El primer docente responsable de esta asignatura fue el ex decano y profesor emérito Dr. César Novoa M. y participaron docentes de todos los departamentos académico de la FMV con amplia experiencia en investigación.

La incorporación de esta asignatura abrió una nueva posibilidad de vinculación entre la formación de los estudiantes y la actividad científica desarrollada por el IVITA. A partir de entonces, la participación estudiantil quedó estrechamente relacionada con los Talleres del IVITA durante más de dos décadas.

En estos encuentros, los estudiantes tuvieron la oportunidad de presentar y defender sus propuestas de tesis ante docentes e investigadores, y recibieron observaciones, sugerencias y aportes que contribuyeron a mejorar sus proyectos.

De esta manera, los Talleres trascendieron el ámbito interno del IVITA y se transformaron también en espacios de formación científica para los futuros médicos veterinarios.

Una experiencia que trascendió su tiempo

Los Talleres del IVITA representaron mucho más que reuniones periódicas de trabajo. Constituyeron una estrategia institucional orientada a recuperar la integración del Instituto, fortalecer su identidad y restablecer los vínculos entre sus estaciones experimentales y la FMV.
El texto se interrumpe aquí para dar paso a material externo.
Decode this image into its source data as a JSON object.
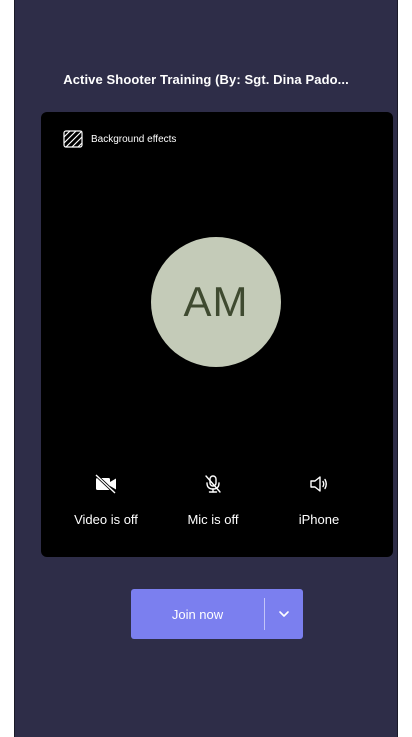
{
  "meeting": {
    "title": "Active Shooter Training (By: Sgt. Dina Pado..."
  },
  "preview": {
    "background_effects_label": "Background effects",
    "avatar_initials": "AM"
  },
  "controls": {
    "video_label": "Video is off",
    "mic_label": "Mic is off",
    "audio_label": "iPhone"
  },
  "join": {
    "label": "Join now"
  },
  "colors": {
    "background": "#2e2d48",
    "preview_background": "#000000",
    "avatar_background": "#c4cbb8",
    "avatar_text": "#3f4a30",
    "accent": "#7b7fef"
  },
  "icons": {
    "background_effects": "background-effects-icon",
    "video_off": "video-off-icon",
    "mic_off": "mic-off-icon",
    "speaker": "speaker-icon",
    "dropdown": "chevron-down-icon"
  }
}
En un período marcado por dificultades institucionales, económicas y administrativas, la creación de estos espacios permitió recuperar progresivamente la comunicación entre quienes trabajaban en las diferentes estaciones y construir una visión más integrada de la investigación.
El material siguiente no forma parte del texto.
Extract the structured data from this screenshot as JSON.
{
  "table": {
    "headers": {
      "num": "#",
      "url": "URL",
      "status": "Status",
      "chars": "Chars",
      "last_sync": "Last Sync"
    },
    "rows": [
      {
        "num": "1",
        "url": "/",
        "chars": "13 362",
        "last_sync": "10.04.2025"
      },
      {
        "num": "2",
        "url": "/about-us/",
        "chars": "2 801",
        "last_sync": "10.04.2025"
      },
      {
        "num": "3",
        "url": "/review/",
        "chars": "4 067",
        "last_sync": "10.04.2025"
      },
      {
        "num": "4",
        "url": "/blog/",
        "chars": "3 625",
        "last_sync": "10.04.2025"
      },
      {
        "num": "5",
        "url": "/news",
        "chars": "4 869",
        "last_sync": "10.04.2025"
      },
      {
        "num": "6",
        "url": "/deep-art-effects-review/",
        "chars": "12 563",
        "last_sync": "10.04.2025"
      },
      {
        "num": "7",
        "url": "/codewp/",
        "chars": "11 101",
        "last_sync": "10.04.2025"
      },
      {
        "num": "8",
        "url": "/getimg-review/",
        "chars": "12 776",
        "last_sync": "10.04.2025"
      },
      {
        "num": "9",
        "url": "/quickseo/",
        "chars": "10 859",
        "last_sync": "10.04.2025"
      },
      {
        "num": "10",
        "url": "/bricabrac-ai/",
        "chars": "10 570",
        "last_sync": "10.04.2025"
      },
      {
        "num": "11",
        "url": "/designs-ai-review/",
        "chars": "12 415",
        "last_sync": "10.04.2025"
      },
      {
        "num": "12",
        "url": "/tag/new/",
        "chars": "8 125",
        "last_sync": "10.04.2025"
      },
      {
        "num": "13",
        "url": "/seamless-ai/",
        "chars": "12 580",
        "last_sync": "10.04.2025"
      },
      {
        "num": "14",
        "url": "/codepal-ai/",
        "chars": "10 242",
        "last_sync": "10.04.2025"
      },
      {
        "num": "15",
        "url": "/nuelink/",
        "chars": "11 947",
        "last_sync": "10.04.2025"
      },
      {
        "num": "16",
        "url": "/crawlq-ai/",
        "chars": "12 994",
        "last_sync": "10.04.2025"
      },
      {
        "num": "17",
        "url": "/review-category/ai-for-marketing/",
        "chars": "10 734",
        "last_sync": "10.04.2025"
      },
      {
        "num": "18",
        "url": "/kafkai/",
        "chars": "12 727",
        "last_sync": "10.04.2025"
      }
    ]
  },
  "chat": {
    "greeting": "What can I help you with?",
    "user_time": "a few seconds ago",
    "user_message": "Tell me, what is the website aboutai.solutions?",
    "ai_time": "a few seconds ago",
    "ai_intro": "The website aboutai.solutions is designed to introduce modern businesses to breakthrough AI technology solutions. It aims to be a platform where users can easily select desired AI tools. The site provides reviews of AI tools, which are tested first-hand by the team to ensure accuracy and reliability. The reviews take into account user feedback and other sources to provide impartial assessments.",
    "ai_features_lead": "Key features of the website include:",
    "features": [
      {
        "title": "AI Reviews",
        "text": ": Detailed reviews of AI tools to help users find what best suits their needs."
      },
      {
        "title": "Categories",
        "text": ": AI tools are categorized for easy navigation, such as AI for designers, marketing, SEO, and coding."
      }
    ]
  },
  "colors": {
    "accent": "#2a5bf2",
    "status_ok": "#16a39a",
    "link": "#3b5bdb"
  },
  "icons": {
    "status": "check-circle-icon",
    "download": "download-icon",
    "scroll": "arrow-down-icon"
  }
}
Su importancia radicó también en haber acercado la investigación a la enseñanza, particularmente, mediante la participación de los estudiantes en la presentación de sus propuestas de tesis.

En perspectiva, los Talleres del IVITA pueden considerarse una experiencia de gestión académica que contribuyó a revitalizar la actividad científica, fortalecer la cooperación interna y consolidar nuevamente al IVITA como un componente fundamental de la investigación de la FMV-UNMSM.

Epílogo

Los Talleres del IVITA constituyen una experiencia institucional cuyo valor trasciende las circunstancias y el período en que fueron creados, hace ya 34 años. Surgieron en un contexto particularmente difícil, pero respondieron a una necesidad fundamental: recuperar la comunicación, fortalecer la integración y reafirmar el sentido de pertenencia en una institución científica cuyas estaciones se encuentran distribuidas en diferentes regiones del país.

Su continuidad permitió convertir las dificultades en oportunidades de encuentro y colaboración, favoreciendo, progresivamente, una mayor articulación entre la investigación y la enseñanza. La participación de docentes y estudiantes amplió su alcance y significado, transformándolos también en espacios de formación científica, intercambio académico y construcción colectiva de conocimientos. Al mismo tiempo, contribuyeron a consolidar una concepción de la investigación no como una actividad complementaria, sino como uno de los pilares fundamentales de la FMV, estrechamente vinculada con la docencia, la innovación y el compromiso con la sociedad.

En retrospectiva, los Talleres constituyen un capítulo significativo en la historia del IVITA y de la investigación veterinaria en San Marcos. Más que una actividad periódica, representaron una estrategia de integración institucional que permitió mantener unidos a quienes, desde diferentes lugares del país, compartían una misma misión científica y académica. Su legado conserva plena vigencia y ofrece, aún hoy, una valiosa referencia sobre la importancia de dialogar, integrar esfuerzos y construir colectivamente el futuro de la investigación veterinaria.